Andorra quiere reforzar su modelo turístico y dejar atrás una estrategia basada solo en el volumen de visitantes. El Principado apuesta ahora por un turismo con más valor añadido, centrado en las experiencias, la gastronomía de alta montaña, la naturaleza y los grandes eventos culturales y deportivos.
El cambio de rumbo llega después de un 2025 con cifras destacadas: más de 9,2 millones de visitantes y 12 millones de pernoctaciones. Según el director general de Andorra Turisme, Betim Budzaku, el objetivo no es atraer más gente a cualquier precio, sino conseguir que los visitantes se queden más tiempo. “No estamos buscando volumen, estamos buscando muchas más experiencias”, ha asegurado en declaraciones a la ACN.

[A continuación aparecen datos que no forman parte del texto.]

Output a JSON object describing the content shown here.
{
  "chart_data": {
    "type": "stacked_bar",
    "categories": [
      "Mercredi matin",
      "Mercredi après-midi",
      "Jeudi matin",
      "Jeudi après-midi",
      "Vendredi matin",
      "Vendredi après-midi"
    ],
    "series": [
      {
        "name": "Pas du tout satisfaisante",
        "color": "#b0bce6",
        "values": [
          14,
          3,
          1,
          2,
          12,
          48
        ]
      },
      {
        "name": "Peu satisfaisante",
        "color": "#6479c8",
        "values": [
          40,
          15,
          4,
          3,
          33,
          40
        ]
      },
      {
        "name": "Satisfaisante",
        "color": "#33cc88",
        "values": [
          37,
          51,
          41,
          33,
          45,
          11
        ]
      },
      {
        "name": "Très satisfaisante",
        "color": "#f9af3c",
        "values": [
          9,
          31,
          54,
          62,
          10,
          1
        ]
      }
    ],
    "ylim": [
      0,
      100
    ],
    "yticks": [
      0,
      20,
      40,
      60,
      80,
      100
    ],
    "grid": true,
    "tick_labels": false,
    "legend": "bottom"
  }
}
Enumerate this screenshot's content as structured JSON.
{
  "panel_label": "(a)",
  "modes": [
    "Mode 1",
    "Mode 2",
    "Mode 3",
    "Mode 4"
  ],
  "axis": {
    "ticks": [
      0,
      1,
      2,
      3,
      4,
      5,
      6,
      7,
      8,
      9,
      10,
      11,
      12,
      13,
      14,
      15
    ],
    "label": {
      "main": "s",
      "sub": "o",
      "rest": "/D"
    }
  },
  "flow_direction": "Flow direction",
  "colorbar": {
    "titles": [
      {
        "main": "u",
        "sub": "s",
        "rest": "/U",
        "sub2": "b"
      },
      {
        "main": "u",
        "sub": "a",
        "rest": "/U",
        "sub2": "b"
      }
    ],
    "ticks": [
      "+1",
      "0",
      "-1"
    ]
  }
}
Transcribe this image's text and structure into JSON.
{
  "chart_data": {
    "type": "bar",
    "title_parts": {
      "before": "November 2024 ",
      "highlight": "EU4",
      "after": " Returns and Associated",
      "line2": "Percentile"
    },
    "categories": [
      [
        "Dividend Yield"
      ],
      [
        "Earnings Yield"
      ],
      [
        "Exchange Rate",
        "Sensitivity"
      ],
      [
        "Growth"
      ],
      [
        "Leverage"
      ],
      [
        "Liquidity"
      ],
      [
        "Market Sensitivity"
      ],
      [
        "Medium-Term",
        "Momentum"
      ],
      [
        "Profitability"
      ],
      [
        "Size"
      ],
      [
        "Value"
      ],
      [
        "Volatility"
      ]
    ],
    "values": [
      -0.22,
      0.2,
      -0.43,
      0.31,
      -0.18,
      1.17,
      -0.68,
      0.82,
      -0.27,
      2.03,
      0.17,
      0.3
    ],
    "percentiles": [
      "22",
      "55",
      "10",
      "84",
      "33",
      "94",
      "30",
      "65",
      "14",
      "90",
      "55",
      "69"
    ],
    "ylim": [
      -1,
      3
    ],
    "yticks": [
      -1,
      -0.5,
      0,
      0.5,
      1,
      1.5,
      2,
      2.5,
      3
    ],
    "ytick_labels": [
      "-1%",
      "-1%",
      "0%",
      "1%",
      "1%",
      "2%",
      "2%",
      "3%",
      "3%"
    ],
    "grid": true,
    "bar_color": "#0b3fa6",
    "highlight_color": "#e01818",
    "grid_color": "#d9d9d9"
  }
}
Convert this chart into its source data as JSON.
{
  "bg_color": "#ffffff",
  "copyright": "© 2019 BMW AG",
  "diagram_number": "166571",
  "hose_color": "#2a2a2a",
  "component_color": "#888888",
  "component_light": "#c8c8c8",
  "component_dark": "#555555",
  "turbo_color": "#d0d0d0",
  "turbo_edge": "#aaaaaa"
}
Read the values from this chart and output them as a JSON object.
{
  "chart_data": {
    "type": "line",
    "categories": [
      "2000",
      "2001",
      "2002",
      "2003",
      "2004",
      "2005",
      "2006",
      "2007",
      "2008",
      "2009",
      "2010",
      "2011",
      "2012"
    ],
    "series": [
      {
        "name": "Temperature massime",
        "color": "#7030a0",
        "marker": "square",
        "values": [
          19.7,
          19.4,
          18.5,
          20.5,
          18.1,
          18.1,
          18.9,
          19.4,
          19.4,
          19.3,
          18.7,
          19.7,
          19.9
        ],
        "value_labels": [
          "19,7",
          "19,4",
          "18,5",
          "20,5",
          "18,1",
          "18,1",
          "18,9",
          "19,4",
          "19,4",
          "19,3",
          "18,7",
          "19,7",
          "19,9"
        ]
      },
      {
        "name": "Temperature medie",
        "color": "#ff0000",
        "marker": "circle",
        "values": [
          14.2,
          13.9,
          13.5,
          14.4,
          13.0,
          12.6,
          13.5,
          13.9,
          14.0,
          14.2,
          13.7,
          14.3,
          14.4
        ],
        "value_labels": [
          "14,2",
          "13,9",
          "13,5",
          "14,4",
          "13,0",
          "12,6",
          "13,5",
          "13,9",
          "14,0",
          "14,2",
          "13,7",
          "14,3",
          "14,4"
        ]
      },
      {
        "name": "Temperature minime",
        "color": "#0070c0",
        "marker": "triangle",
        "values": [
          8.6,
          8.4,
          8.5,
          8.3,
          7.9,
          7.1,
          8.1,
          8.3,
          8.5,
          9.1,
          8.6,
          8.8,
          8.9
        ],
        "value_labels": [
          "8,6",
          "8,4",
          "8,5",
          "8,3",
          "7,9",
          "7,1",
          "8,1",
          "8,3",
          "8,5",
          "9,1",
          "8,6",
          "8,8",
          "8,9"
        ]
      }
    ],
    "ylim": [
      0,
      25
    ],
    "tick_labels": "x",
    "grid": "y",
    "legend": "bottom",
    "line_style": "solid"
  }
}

El verano gana peso en la estrategia turística
Uno de los principales retos del país es consolidar el crecimiento del turismo de verano, que ha ganado fuerza durante la última década. El año pasado, Andorra recibió más de 3,7 millones de visitantes durante este periodo, de los cuales 1,8 millones pasaron al menos una noche en el país.
Los datos confirman esta tendencia: las pernoctaciones crecieron un 13% respecto a 2024, mientras que el número total de noches durante el verano se elevó hasta los 4,7 millones, un 17,5% más. Cataluña se mantuvo como la principal comunidad emisora de turistas durante el verano, con el 57% de los visitantes españoles.
Para continuar alargando las estancias, Andorra Turisme quiere reforzar el calendario de eventos. Entre las citas destacadas se encuentran el festival de música clásica ClàssicAnd, el espectáculo del Cirque du Soleil y diversas competiciones vinculadas al cicloturismo y la BTT.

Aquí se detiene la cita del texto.